What, you don’t go to the track? You don’t gamble on dubious outcomes? You don’t trust men no bigger than children astride massive animals? You don’t know how I got past security?

Don’t sound the silent alarm, it’s a contradiction in terms. Plus you’ll piss me off, and what’s more dangerous than a man who’s slipped past security, talks in riddles and makes wild accusations?

I’m here to lodge a complaint. All my friends are dying in unsavory ways. We’re not a crowd that goes out peacefully. We don’t wind up parked in front of a TV in a wheelchair on a geriatrics ward while someone shovels jello down our throats. We run with the hunted until we come face to face with the Hunter.
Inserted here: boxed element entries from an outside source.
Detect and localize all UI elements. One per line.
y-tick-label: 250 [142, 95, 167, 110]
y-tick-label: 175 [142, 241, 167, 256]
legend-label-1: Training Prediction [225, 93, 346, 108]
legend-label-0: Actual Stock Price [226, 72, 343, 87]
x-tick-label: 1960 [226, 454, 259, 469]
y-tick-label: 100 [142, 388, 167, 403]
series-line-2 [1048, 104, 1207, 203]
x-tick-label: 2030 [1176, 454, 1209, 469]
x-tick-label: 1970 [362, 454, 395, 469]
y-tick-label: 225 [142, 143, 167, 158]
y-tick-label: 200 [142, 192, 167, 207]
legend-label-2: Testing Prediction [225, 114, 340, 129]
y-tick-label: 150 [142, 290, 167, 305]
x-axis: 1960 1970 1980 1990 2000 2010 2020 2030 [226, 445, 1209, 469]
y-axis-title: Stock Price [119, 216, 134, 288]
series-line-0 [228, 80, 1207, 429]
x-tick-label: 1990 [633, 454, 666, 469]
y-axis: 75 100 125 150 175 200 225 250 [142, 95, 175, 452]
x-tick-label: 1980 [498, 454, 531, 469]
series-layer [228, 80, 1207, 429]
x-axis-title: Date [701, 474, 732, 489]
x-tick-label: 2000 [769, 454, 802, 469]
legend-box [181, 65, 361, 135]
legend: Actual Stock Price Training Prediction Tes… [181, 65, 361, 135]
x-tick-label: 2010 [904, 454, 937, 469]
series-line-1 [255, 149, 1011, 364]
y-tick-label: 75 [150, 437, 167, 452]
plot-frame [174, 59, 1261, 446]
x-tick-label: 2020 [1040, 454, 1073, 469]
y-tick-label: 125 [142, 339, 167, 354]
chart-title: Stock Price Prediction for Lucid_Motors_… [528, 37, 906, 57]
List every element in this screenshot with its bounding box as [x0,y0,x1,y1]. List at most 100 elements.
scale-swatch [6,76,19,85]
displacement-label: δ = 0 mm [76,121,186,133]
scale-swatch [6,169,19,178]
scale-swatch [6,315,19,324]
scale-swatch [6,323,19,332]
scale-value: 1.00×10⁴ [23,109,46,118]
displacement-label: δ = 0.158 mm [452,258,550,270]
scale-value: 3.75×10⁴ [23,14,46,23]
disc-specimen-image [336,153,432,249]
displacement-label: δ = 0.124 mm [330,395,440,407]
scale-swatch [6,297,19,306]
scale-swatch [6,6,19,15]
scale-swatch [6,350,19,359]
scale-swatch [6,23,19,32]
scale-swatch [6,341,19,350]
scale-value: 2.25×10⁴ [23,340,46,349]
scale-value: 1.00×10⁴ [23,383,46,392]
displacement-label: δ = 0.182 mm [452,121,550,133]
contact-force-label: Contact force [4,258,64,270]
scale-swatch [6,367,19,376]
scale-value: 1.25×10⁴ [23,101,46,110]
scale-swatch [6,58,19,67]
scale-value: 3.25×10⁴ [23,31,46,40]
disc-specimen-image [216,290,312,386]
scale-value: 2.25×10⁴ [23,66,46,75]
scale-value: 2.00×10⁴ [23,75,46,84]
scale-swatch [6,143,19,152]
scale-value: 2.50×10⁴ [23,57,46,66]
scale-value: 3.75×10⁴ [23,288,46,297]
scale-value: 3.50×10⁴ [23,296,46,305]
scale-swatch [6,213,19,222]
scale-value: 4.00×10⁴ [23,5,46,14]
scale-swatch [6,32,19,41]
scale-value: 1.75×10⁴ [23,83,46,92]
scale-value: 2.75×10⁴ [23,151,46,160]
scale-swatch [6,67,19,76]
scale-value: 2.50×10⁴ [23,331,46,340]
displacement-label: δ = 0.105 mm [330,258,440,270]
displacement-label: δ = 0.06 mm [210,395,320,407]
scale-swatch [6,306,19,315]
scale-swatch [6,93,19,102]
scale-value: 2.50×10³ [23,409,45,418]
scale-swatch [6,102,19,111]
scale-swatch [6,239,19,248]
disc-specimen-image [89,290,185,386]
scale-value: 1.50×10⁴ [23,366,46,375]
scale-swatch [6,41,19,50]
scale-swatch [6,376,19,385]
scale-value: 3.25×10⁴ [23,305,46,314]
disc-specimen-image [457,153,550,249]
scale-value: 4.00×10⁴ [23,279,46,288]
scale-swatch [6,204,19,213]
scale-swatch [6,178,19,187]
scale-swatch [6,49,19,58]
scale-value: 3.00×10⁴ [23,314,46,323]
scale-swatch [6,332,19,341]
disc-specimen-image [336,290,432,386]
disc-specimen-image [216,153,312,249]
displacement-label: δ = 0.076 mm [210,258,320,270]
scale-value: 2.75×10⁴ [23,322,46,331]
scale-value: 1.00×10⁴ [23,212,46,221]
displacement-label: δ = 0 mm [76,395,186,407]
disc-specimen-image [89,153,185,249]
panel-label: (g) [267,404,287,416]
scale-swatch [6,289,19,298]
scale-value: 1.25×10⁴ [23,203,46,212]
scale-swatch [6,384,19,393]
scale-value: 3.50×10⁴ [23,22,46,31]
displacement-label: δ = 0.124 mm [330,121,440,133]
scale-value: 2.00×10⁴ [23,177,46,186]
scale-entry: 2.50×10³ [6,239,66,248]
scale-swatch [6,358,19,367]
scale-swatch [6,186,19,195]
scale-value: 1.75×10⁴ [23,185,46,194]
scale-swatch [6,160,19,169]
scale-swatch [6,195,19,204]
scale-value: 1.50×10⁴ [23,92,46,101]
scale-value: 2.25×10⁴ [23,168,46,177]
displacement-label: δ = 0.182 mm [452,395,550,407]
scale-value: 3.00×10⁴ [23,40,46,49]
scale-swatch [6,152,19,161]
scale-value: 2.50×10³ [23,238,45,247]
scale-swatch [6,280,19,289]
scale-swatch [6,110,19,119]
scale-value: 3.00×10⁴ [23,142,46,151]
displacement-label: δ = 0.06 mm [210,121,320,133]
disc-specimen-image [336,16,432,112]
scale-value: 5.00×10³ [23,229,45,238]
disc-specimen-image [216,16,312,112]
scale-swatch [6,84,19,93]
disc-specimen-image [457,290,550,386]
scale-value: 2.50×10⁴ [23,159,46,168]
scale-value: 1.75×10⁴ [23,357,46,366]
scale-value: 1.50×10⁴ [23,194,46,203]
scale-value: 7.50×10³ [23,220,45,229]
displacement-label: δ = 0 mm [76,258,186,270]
Bring it on we say, and he cuts us down with cancer, Lou Gehrig’s Disease, aneurysms and strokes. Some of us jump the gun and blow our brains all over the wall. The winner of this “beat the Hunter at his own game” race by a length and a half stabbed himself six times in the throat. That takes some concentration. A wee bit of determination. Hats off to Jesse Bernstein.

Right, my complaint: who the fuck do they think they are, those people bunched up behind a wall of authority and squeezing the joy out of life?